Os conservadores, por sua vez, buscam retornar aos ideais que julgam ter existido no passado. Olhar para o passado é sempre reconstruir ideais que de fato não existiam lá. São projeções de passado. Os conservadores adotam uma agenda antiprogressista, isto é, levantam por bandeira a heteroxesualidade, a família tradicional, o direito do feto, as hierarquias sociais, etc. Em suma, por uma homogeneidade harmônica como supõem ser o modo ideal que a tradição consagrou.
Por fim, os liberais, os neopentecostais querem prosperidade financeira e econômica. Os discursos, teológicos ou seculares, serão em prol da maximização do resultado financeiro e, quem sabe, até mesmo econômico. Se os GLBTX derem mais dízimos que os heteros, então é para eles que a Igreja se abre. São os interesses individuais traduzidos como trocas mercantis lucrativas que ditarão os discursos e fundarão as instituições. Os liberais não têm outra agenda que não seja a liberdade de trocas livres entre indivíduos.
Podemos notar que nesta crise a agenda da esquerda se aproxima da agenda social e cultural da religião. Os Progressistas e os Conservadores compartilham mais do que uma agenda, contrapõem-nas inamistosamente. Por vezes se apoiam mutuamente (como no caso das Teologias da Libertação e do Evangelho Integral) e por vezes se tornam inimigos (como no caso das Teologias Conservadoras e da Prosperidade). O embate sobre as famílias tradicionais (hetero-afetivas) e novos arranjos familiares (homo-afetivas) é um confronto entre os Progressistas e os Conservadores. O embate entre justiça distributiva e individualismo é um confronto entre Progressistas e Liberais.
Estes confrontos nos permitem perceber duas coisas: primeiro, devemos perceber que há uma crise no Ocidente, a qual nos aponta para o fim de um Mundo e a abertura para um Mundo por vir, que não sabemos qual será, se será e que se coloca como uma crise da tradição e uma abertura para o novo, pela mudança; segundo, mostra-nos como os discursos estão ainda limitados a esquemas tradicionais, pois tanto os Progressistas, quanto os Conservadores acreditam numa ordem com um único fundamento, assim, as agendas colocadas pelos antagonistas nos obrigariam a escolher o pacote todo (pró ou anti), que mantém a falácia do bem e do mal, do verdadeiro e do falso, do nós e do eles.

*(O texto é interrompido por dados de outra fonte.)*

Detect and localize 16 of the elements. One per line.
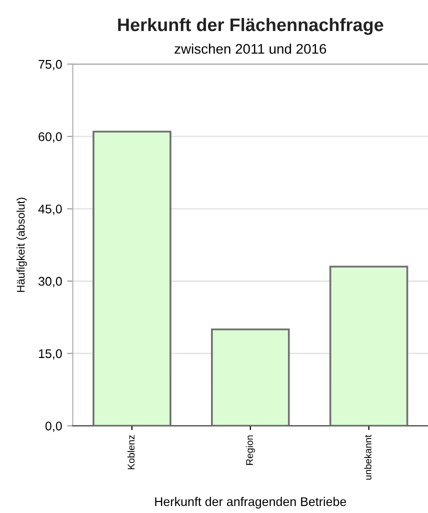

Progressistas acreditam na verdade intransponível do Progresso, e os Conservadores acreditam na verdade da Tradição. As agendas destes dois grupos descansam sobre suas verdades inquestionáveis. O Liberal, Neopentecostal, não tem verdade a não ser aquela de uma causalidade que relaciona sacrifício-benefício (ou, nos termos religiosos, dízimo-prosperidade). Dito isto, podemos tomar a fala do pastor X, a qual nos permite pensar sobre a crise dos Ocidentes e meios de escapar a este maniqueísmo obsoleto e arcaico.

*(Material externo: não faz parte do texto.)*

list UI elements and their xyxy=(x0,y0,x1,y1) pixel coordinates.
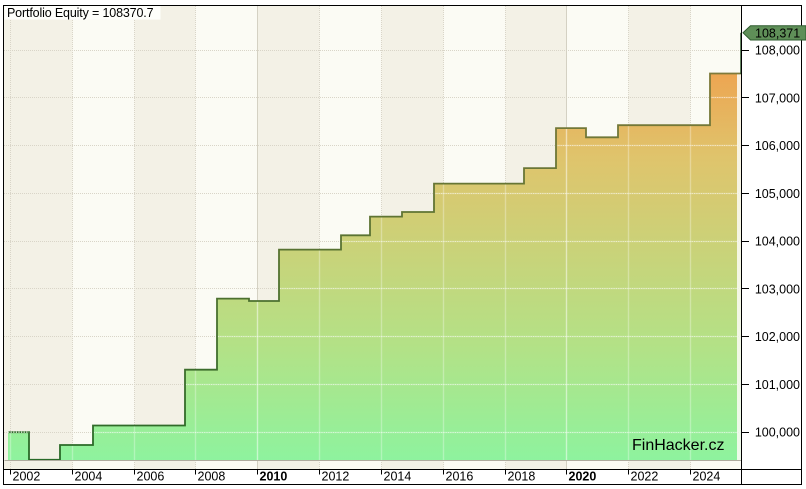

A reprodução da fala deste pastor nos permite destacar duas chaves de interpretação: a felicidade e a permanência temporal, assim como o apelo a uma Verdade: “o verdadeiro discípulo de Jesus.” São estas três questões que desejamos abordar. Primeiramente salientemos sua fala quando diz que “tem homoX mais feliz que hetero...” Devemos desconfiar da felicidade como parâmetro para validação de qualquer conduta, dentro ou fora do cristianismo. A felicidade é mais um estado relacional, do que um lugar de constância. Sabemos que estamos felizes, pois antes vivenciamos uma sensação de não-felicidade, ou de tristeza. Não há felicidade em termos absolutos, portanto, não há como fazer esta afirmação, uma vez que qualquer relacionamento, espera-se que implique em momentos de felicidade e de infelicidade. O sucesso, ou fracasso, se é que podemos chamar assim, não se mede pela felicidade.
Igualmente, haveremos de questionar o o critério da continuidade temporal, como baliza. Dizer apenas “se perdura tanto, então...”, não nos oferece qualquer chave para uma verdade sobre uma dada relação. Há coisas que perduram e produzem situações que entendemos como males, enquanto perduram. O racismo, as discriminações contra mulheres, homossexuais, etc., perduram muito e são catastróficos. Quando pensamos em perdurar no tempo, a felicidade perde o sentido, pois uma felicidade contínua é monótona e infeliz.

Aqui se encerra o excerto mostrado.